Nigam Shah, a professor of medicine at Stanford University and chief data scientist for Stanford Health Care who was not involved in CHIEF's development, said that while foundation models have been around for a couple of years, what Yu's group has done is "pretty innovative."

However, he noted that evaluating AI models is not always the main issue when determining clinical utility.
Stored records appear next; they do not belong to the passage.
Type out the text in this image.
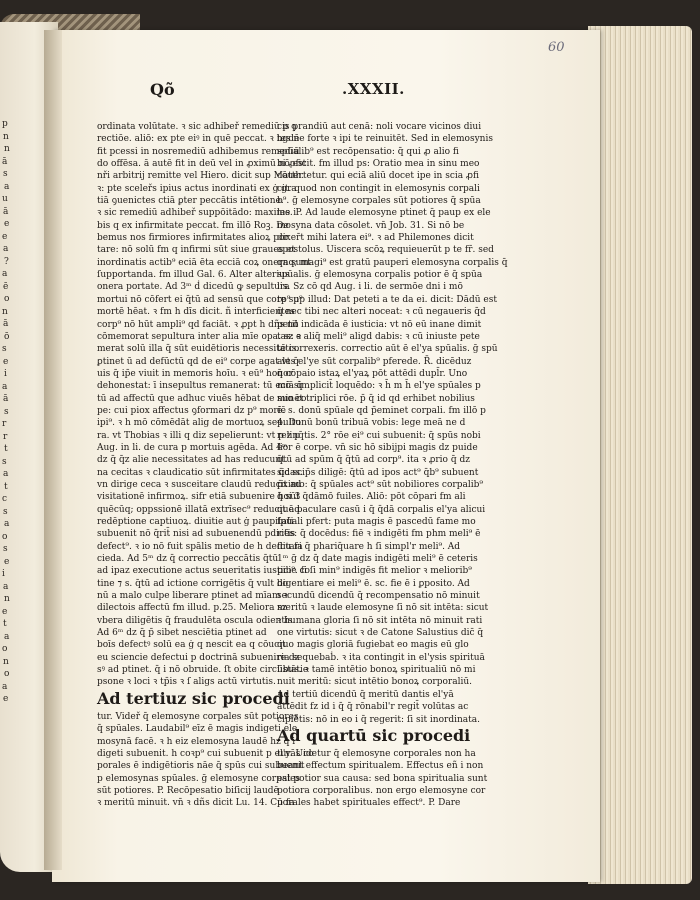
p
n
n
ā
s
a
u
ā
e
e
a
?
a
ē
o
n
ā
ō
s
e
i
a
ā
s
r
r
t
s
a
t
c
s
a
o
s
e
i
a
n
e
t
a
o
n
o
a
e
60
Qõ	.XXXII.
ordinata volūtate. ꝛ sic adhibeř remediū p ꝯ
rectiōe. aliō: ex pte eiꝰ in quē peccat. ꝛ hgdē
fit pcessi in nosremediū adhibemus remediū
do offēsa. ā autē fit in deū vel in ꝓximū nō est
nři arbitrij remitte vel Hiero. dicit sup Matth.
ꝛ: pte sceleřs ipius actus inordinati ex ġ gra
tiā ꝯuenictes ctiā ꝑter peccātis intētione.
ꝛ sic remediū adhibeř suppōitādo: maxime i
bis q ex infirmitate peccat. fm illō Roꝫ. De
bemus nos firmiores infirmitates alioꝝ por
tare: nō solū fm q infirmi sūt siue graues et
inordinatis actib⁹ eciā ēta ecciā coꝝ onera sunt
ſupportanda. fm illud Gal. 6. Alter alterius
onera portate. Ad 3ᵐ ḋ dicedū ꝙ sepultura
mortui nō cōfert ei q̄tū ad sensū que corp⁹ p⁹
mortē hēat. ꝛ fm h dīs dicit. ñ interficientes
corp⁹ nō hūt ampli⁹ qd faciāt. ꝛ ꝓpt h dñs nō
cōmemorat sepultura inter alia mīe opa. sz e
merat solū illa q̄ sūt euidētioris necessitatis.
ꝑtinet ū ad defūctū qd de ei⁹ corpe agat vt q̄
uis q̄ ip̄e viuit in memoris hoīu. ꝛ eū⁹ honor
dehonestat: ī insepultus remanerat: tū eciā q̄
tū ad affectū que adhuc viuēs hēbat de suo co
pe: cui piox affectus ꝯformari dz p⁹ moriē
ipi⁹. ꝛ h mō cōmēdāt alig de mortuoꝝ sepultu
ra. vt Thobias ꝛ illi q diz sepelierunt: vt p z p
Aug. in li. de cura p mortuis agēda. Ad 4ᵐ
dz q̄ q̄z alie necessitates ad has reducunt.
na cecitas ꝛ claudicatio sūt infirmitates q̄das.
vn dirige ceca ꝛ susceitare claudū reducit ad
visitationē infirmoꝝ. sifr etiā subuenire hoi 3
quēcūq; oppssionē illatā extrīsec⁹ reducit ad
redēptione captiuoꝝ. diuitie aut ġ paupitati
subuenit nō q̄rit̄ nisi ad subuenendū pdictis
defect⁹. ꝛ io nō fuit spālis metio de h defcu fa
cieda. Ad 5ᵐ dz q̄ correctio peccātis q̄tū
ad ipaz executione actus seueritatis iusticie co
tine ⁊ s. q̄tū ad ictione corrigētis q̄ vult bo
nū a malo culpe liberare ptinet ad mīam ꝛ
dilectois affectū fm illud. p.25. Meliora sz
vbera diligētis q̄ fraudulēta oscula odientis.
Ad 6ᵐ dz q̄ p̄ sibet nesciētia ptinet ad
boīs defectꝰ solū ea ġ q nescit ea q cōucit
eu sciencie defectui p doctrinā subuenire dz
sꝰ ad ptinet. q̄ i nō obruide. ſt obite circūstātie
psone ꝛ loci ꝛ tp̄is ꝛ ſ aligs actū virtutis.
Ad tertiuz sic procedi
tur. Videř q̄ elemosyne corpales sūt potiores
q̄ spūales. Laudabil⁹ eīz ē magis indigeti ele
mosynā facē. ꝛ h eiz elemosyna laudē hz q̄ i
digeti subuenit. h coꝛp⁹ cui subuenit p el'yās co
porales ē indigētioris nāe q̄ spūs cui subuenit
p elemosynas spūales. ḡ elemosyne corpales
sūt potiores. P. Recōpesatio biſicij laudē
ꝛ meritū minuit. vn̄ ꝛ dñs dicit Lu. 14. Cū fa
cis prandiū aut cenā: noli vocare vicinos diui
tes ne forte ꝛ ipi te reinuitēt. Sed in elemosynis
spūalib⁹ est recōpensatio: q̄ qui ꝓ alio fi
bi ꝓficit. fm illud ps: Oratio mea in sinu meo
cōuertetur. qui eciā aliū docet ipe in scia ꝓfi
cit. quod non contingit in elemosynis corpali
b⁹. ḡ elemosyne corpales sūt potiores q̄ spūa
les. P. Ad laude elemosyne ptinet q̄ paup ex ele
mosyna data cōsolet. vn̄ Job. 31. Si nō be
dixer̄t mihi latera ei⁹. ꝛ ad Philemones dicit
apostolus. Uiscera scōꝝ requieuerūt p te fr̄. sed
qnq; magi⁹ est gratū pauperi elemosyna corpalis q̄
spūalis. ḡ elemosyna corpalis potior ē q̄ spūa
lis. Sz cō qd Aug. i li. de sermōe dni i mō
te sup illud: Dat peteti a te da ei. dicit: Dādū est
q̄ nec tibi nec alteri noceat: ꝛ cū negaueris q̄d
petit indicāda ē iusticia: vt nō eū inane dimit
tas: ꝛ aliq̄ meli⁹ aligd dabis: ꝛ cū iniuste pete
tē correxeris. correctio aūt ē el'ya spūalis. ḡ spū
ales el'ye sūt corpalib⁹ pferede. R̄. dicēduz
q̄ cōpaio istaꝝ el'yaꝝ pōt attēdi dupl̄r. Uno
mō simplicit̄ loquēdo: ꝛ h̄ m h̄ el'ye spūales p
minēt triplici rōe. p̄ q̄ id qd erhibet nobilius
ē. s. donū spūale qd p̄eminet corpali. fm illō p
4. Donū bonū tribuā vobis: lege meā ne d
relinq̄tis. 2° rōe ei⁹ cui subuenit: q̄ spūs nobi
lior ē corpe. vn̄ sic hō sibijpi magis dz puide
q̄tū ad spūm q̄ q̄tū ad corp⁹. ita ꝛ ꝓrio q̄ dz
sic scip̄s diligē: q̄tū ad ipos act⁹ q̄b⁹ subuent
p̄ximo: q̄ spūales act⁹ sūt nobiliores corpalib⁹
q̄ sūt q̄dāmō fuiles. Aliō: pōt cōpari fm ali
quē paculare casū i q̄ q̄dā corpalis el'ya alicui
ſpūali pfert: puta magis ē pascedū fame mo
riēs: q̄ docēdus: fiē ꝛ indigēti fm phm meli⁹ ē
ditari q̄ phariq̄uare h ſi simpl'r meli⁹. Ad
1ᵐ ḡ dz q̄ date magis indigēti meli⁹ ē ceteris
pib⁹. ſi ſi min⁹ indigēs fit melior ꝛ meliorib⁹
digentiare ei meli⁹ ē. sc. fie ē i ꝑposito. Ad
secundū dicendū q̄ recompensatio nō minuit
meritū ꝛ laude elemosyne ſi nō sit intēta: sicut
ꝛ humana gloria ſi nō sit intēta nō minuit rati
one virtutis: sicut ꝛ de Catone Salustius dic̄ q̄
quo magis gloriā fugiebat eo magis eū glo
ria sequebaḃ. ꝛ ita contingit in el'ysis spirituā
libus. ꝛ tamē intētio bonoꝝ spiritualiū nō mi
nuit meritū: sicut intētio bonoꝝ corporaliū.
Ad tertiū dicendū q̄ meritū dantis el'yā
attēdit fz id i q̄ q̄ rōnabil'r regi̇t̄ volūtas ac
cipiētis: nō in eo i q̄ regerit: ſi sit inordinata.
Ad quartū sic procedi
tur. Uidetur q̄ elemosyne corporales non ha
beant effectum spiritualem. Effectus eñ i non
est potior sua causa: sed bona spiritualia sunt
potiora corporalibus. non ergo elemosyne cor
porales habet spirituales effect⁹. P. Dare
Instead, it is determining where they fit in a clinical workflow and the resource constraints of using them, as well as their sustainability.

To that end, other researchers, including a group from the University of Washington and Microsoft Research that published a paper in Nature in May, are also working on foundation models for digital pathology, and according to Shah, as more groups come up with foundation models or other AI-based tools and clinical use of these tools becomes more widespread, sustainability and reimbursement concerns will become an even bigger area of focus.

Addressing where the CHIEF model will fit in the clinical workflow, Yu said he sees the model "initially serving as an aid to pathologists, providing second opinions to support specialists in their final evaluations, thereby reducing the time needed to diagnose each case." However, in the long term CHIEF could evolve into an "autonomous pathology evaluation" system for routine cases, which would reduce pathologists' workload.

He added that resource and economic constraints "could actually facilitate the adoption of open-source models like CHIEF." As long as a hospital has digital pathology scanners and electronic medical record systems for pathology images, incorporating CHIEF or another similar model "would involve minimal costs, primarily for hiring one to two developers to integrate our tools into the existing medical record system and covering computer server expenses," he added. "These costs would be significantly lower than onboarding additional medical specialists and technicians to manage the growing clinical workload."

Yu also mentioned that his team is working on a separate project to enable low-cost digital pathology imaging for hospitals and clinics without standard pathology scanners.